Active learning for ecological monitoring
Reference number | |
Coordinator | Lunds universitet - Lunds universitet Matematikcentrum |
Funding from Vinnova | SEK 1 195 875 |
Project duration | November 2023 - June 2024 |
Status | Ongoing |
Venture | Emerging technology solutions |
Call | Emerging technology solutions stage 1 2023 |
Purpose and goal
In this project, we will develop novel active learning algorithms tailored to applications within ecological monitoring. By incorporating active learning techniques, we aim to enhance the efficiency, accuracy, and effectiveness of data collection and analysis, with the long-term goal of developing automated monitoring devices. The resulting techniques will be benchmarked, compared to existing techniques, and tested using real-world problems at the Swedish University of Agricultural Sciences (SLU).

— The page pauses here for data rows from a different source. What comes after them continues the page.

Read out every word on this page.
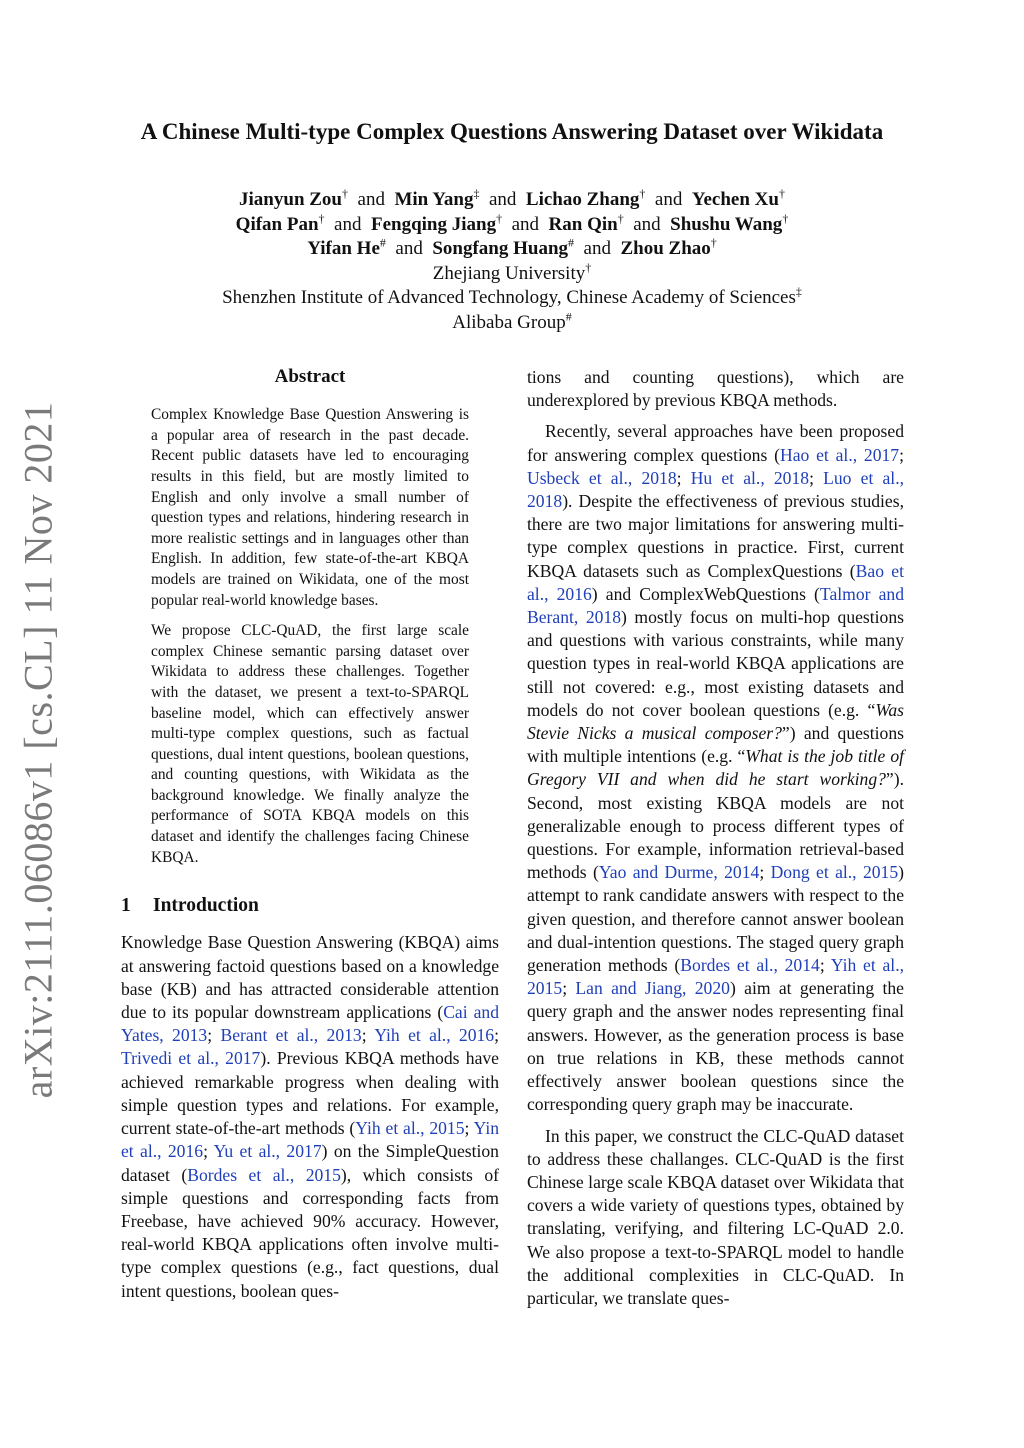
arXiv:2111.06086v1 [cs.CL] 11 Nov 2021
A Chinese Multi-type Complex Questions Answering Dataset over Wikidata
Jianyun Zou† and Min Yang‡ and Lichao Zhang† and Yechen Xu†
Qifan Pan† and Fengqing Jiang† and Ran Qin† and Shushu Wang†
Yifan He# and Songfang Huang# and Zhou Zhao†
Zhejiang University†
Shenzhen Institute of Advanced Technology, Chinese Academy of Sciences‡
Alibaba Group#
Abstract

Complex Knowledge Base Question Answering is a popular area of research in the past decade. Recent public datasets have led to encouraging results in this field, but are mostly limited to English and only involve a small number of question types and relations, hindering research in more realistic settings and in languages other than English. In addition, few state-of-the-art KBQA models are trained on Wikidata, one of the most popular real-world knowledge bases.

We propose CLC-QuAD, the first large scale complex Chinese semantic parsing dataset over Wikidata to address these challenges. Together with the dataset, we present a text-to-SPARQL baseline model, which can effectively answer multi-type complex questions, such as factual questions, dual intent questions, boolean questions, and counting questions, with Wikidata as the background knowledge. We finally analyze the performance of SOTA KBQA models on this dataset and identify the challenges facing Chinese KBQA.

1 Introduction

Knowledge Base Question Answering (KBQA) aims at answering factoid questions based on a knowledge base (KB) and has attracted considerable attention due to its popular downstream applications (Cai and Yates, 2013; Berant et al., 2013; Yih et al., 2016; Trivedi et al., 2017). Previous KBQA methods have achieved remarkable progress when dealing with simple question types and relations. For example, current state-of-the-art methods (Yih et al., 2015; Yin et al., 2016; Yu et al., 2017) on the SimpleQuestion dataset (Bordes et al., 2015), which consists of simple questions and corresponding facts from Freebase, have achieved 90% accuracy. However, real-world KBQA applications often involve multi-type complex questions (e.g., fact questions, dual intent questions, boolean ques-

tions and counting questions), which are underexplored by previous KBQA methods.

Recently, several approaches have been proposed for answering complex questions (Hao et al., 2017; Usbeck et al., 2018; Hu et al., 2018; Luo et al., 2018). Despite the effectiveness of previous studies, there are two major limitations for answering multi-type complex questions in practice. First, current KBQA datasets such as ComplexQuestions (Bao et al., 2016) and ComplexWebQuestions (Talmor and Berant, 2018) mostly focus on multi-hop questions and questions with various constraints, while many question types in real-world KBQA applications are still not covered: e.g., most existing datasets and models do not cover boolean questions (e.g. “Was Stevie Nicks a musical composer?”) and questions with multiple intentions (e.g. “What is the job title of Gregory VII and when did he start working?”). Second, most existing KBQA models are not generalizable enough to process different types of questions. For example, information retrieval-based methods (Yao and Durme, 2014; Dong et al., 2015) attempt to rank candidate answers with respect to the given question, and therefore cannot answer boolean and dual-intention questions. The staged query graph generation methods (Bordes et al., 2014; Yih et al., 2015; Lan and Jiang, 2020) aim at generating the query graph and the answer nodes representing final answers. However, as the generation process is base on true relations in KB, these methods cannot effectively answer boolean questions since the corresponding query graph may be inaccurate.

In this paper, we construct the CLC-QuAD dataset to address these challanges. CLC-QuAD is the first Chinese large scale KBQA dataset over Wikidata that covers a wide variety of questions types, obtained by translating, verifying, and filtering LC-QuAD 2.0. We also propose a text-to-SPARQL model to handle the additional complexities in CLC-QuAD. In particular, we translate ques-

Expected effects and result
The project will develop solutions that adapts and extends current state of the art for active learning, tailoring these to soundscape analysis and ecological monitoring. At least two scientific publications will be produced and submitted to high impact conferences or journals. The developed techniques will be demonstrated and benchmarked on real-world data from SLU.
Planned approach and implementation
This project is organized around four work packages which will all run for the duration of the project. WP1: Project administration 97h, WP2: Hierarchical acquisition functions 445h, WP3: Multi-oracle solutions 445h, and WP4: Pathway to impact 134h. In WP3 we will develop and implement our ideas on hierarchical acquisition functions of increasing model complexity selecting smaller and smaller subsets of the unlabeled data for annotation will be developed. WP4 will explore the impact of multi-oracle solutions, leveraging different strengths from different annotators.